Mouth opening and closing, Valis fought for something to say. The entirety of the day seemed to vanish except what he’d done to Kerac, and how he’d treated his friends. “Why didn’t you say anything about it?”
With a shrug, Darolen used the deer’s back as a stool and sat. “We tried. Every day.”
“Oh.”
With quiet assurance, Darolen motioned him closer. Valis obeyed on habit and knelt between the Aesriphos legs. Darolen sighed and plucked up Valis’ right hand. His armored fingers ghosted over the bloody skin of his knuckles. Caressed the blood stains left by his foul uncle that Valis had missed in his hasty washing.
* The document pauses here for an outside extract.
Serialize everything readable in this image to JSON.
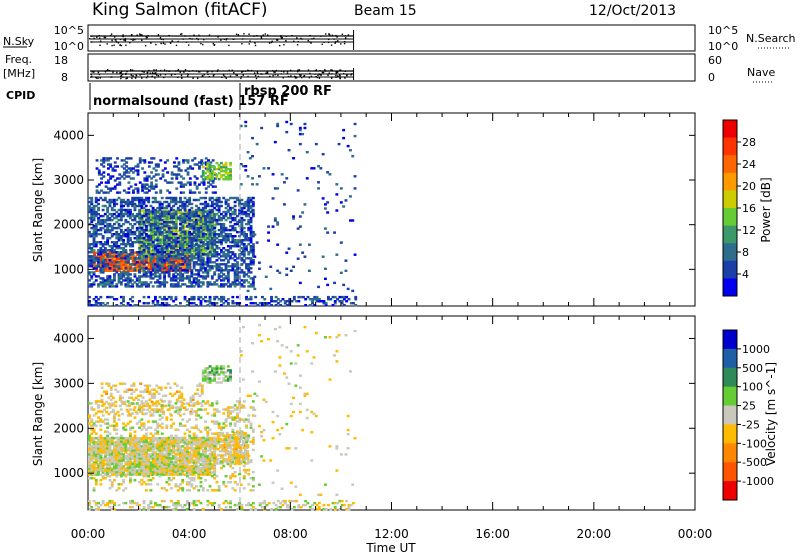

“What did I tell you about regret?” he demanded. “What did I tell you about poison?”
Valis stared up at him and frowned. “It’ll lead me down the wrong path.”
He nodded. “Pent up emotions with no release are more poisonous than regret.” He pulled off his right glove and carded his bare fingers through Valis’ loose hair. The touch was so gentle that tears stung his eyes. If Darolen had really died, he would have never again known that gentleness, and even the thought broke his already battered heart. “Keeping them in will kill you. Keeping them in hurts everyone around you because we can see you are in pain, but we are powerless because you won’t let us in.”